- Researchers develop a new technique (PRISM) that can observe beyond the diffraction of light.
- It can capture exceptional views inside living cells through super-resolution spatial and temporal imaging.
For the last couple of decades, we’ve been using wide-field fluorescence imaging methods, like PALM and STORM, to observe subcellular structures. These methods require hundreds and thousands of raw images in long sequences. Thus, increasing spatial resolution decreases time resolution.
Now, Researchers at EPFL (research institution in Lausanne, Switzerland) have designed a system that can capture exceptional views inside living cells through super-resolution spatial and temporal imaging (both in space and time).
The new microscopy platform, named PRISM (Phase Retrieval Instrument with Super-resolution Microscopy), can observe beyond the diffraction of light. It integrates 3-dimensional microscopy and a novel technique for white light 3-dimensional phase retrieval.
It combines the spatial resolution of fluorescence super-resolution and molecular specificity with the high-speed and sensitive quantitative phase imaging, enabling multimodal 4-dimensional imaging.
How 4D Cell Microscopy Works?
Researchers used Fourier filtering to extract 3D quantitative phase from an array of white-light images. Then they explained this bright-field depth-resolved phase imaging through 3D partially coherent image formation.
They demonstrated their concept by retrieving the high-resolution 3D phase data of stable cells from a big stack of z-displaced intensities. They developed PRISM for concurrent acquisition of 8 planes – it can perform high speed 3D phase imaging across 2.5*50*50-micrometer of volume. Finally, they sequentially imaged samples of cells with 3D with phase microscopy and super-resolution optical fluctuation imaging (SOFI).

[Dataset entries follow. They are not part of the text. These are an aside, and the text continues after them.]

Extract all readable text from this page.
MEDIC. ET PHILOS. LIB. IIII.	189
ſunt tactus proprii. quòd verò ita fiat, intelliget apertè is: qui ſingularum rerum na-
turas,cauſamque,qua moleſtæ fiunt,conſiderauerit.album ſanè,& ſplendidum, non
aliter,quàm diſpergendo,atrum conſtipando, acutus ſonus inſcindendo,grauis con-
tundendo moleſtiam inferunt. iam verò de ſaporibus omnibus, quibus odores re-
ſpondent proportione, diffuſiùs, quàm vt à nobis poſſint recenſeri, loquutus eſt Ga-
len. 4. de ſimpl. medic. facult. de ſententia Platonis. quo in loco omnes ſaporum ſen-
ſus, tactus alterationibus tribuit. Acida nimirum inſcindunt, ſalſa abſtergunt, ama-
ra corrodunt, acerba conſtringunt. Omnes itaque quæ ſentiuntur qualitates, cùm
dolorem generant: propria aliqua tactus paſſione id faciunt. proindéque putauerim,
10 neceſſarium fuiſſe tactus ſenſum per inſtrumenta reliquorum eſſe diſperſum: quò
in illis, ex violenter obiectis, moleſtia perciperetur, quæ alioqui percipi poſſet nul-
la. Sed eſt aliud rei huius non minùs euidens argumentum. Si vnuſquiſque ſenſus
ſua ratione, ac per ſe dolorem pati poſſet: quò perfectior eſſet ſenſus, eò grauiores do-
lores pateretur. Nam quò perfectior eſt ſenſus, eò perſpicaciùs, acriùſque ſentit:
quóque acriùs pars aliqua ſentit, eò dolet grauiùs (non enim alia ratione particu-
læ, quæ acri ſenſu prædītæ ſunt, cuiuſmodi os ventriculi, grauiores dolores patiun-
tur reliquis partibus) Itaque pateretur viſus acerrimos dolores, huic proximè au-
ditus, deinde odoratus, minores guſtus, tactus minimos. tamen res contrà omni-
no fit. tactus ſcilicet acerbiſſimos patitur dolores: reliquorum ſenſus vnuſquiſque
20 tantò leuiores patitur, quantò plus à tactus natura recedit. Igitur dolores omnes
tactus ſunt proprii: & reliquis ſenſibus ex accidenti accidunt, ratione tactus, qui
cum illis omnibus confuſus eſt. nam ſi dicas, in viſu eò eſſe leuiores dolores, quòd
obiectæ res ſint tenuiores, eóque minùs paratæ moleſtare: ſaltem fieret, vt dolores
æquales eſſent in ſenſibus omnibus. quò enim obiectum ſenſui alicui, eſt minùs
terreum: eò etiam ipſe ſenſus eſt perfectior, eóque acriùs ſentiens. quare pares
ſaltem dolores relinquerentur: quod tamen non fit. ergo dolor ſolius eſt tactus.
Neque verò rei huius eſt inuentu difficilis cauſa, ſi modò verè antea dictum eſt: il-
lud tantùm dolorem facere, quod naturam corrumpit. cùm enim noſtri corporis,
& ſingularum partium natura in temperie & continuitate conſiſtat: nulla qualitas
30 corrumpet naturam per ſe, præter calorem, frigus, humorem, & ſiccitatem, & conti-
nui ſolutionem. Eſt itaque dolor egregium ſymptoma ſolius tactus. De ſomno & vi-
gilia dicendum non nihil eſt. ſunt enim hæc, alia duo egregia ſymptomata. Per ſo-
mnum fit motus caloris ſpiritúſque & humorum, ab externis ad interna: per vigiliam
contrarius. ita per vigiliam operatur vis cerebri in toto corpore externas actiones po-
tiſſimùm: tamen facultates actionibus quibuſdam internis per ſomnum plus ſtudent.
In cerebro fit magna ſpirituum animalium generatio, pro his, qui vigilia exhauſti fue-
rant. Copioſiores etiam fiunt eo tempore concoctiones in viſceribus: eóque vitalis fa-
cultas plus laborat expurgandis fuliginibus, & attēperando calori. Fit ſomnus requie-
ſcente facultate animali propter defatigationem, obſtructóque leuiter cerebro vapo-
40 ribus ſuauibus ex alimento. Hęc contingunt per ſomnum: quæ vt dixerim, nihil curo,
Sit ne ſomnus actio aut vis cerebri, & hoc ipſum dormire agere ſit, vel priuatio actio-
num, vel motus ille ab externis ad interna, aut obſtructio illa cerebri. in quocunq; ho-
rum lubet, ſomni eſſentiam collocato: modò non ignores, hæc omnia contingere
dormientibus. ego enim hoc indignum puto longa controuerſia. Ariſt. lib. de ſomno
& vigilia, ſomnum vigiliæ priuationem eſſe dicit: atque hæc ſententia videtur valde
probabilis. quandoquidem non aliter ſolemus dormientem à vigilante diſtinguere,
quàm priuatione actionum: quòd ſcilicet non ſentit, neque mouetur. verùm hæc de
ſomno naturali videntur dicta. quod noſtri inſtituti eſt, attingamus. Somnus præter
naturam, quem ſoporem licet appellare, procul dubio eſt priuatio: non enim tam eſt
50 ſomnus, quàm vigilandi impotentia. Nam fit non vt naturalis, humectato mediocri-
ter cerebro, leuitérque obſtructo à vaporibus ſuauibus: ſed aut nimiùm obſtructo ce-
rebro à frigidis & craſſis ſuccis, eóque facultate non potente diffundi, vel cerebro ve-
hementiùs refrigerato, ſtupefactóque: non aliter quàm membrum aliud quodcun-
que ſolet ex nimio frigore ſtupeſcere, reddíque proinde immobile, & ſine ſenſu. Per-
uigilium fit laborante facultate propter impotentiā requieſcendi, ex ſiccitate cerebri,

SOFI supports 3D imaging of live cell with nearly one second per reconstructed picture of time resolution in a multi-plane microscope. Furthermore, it offers a quantitative assessment of molecular parameters, and tolerates high labelling densities.
In simple language, PRISM is an add-on to current wide-field microscopy platforms, which enables simple and fast implementation of 3D fluorescence super resolution imaging and 3D quantitative phase. Bottom line, the new system presents a better opportunity to observe the temporal physiology and complex spatial of live cells.
A cell observed with the PRISM technique | Credit: T. Lasser / EPFL
Based on the Helmholtz wave equation, the technique is embedded in the Wiener–Khintchine theorem’s framework. The process of decoding phase data along the z-axis is done by calculating the forward weak scattering interference.
They built an efficient algorithm to recover the 3D phase data from an acquired volumetric intensity stack. The high detection numerical aperture and white light Koehler illumination provide speckle-free high-resolution and stable quantitative phase imaging of live cells. Moreover, the simulations verified an axial resolution of 350*560 nanometers.
Overall, the procedure enables to upgrade a conventional bright-field microscope into a simple, fast and reliable 3D phase microscope, which is supposed to fulfill the expectations for numerous investigations and applications in life sciences and biology.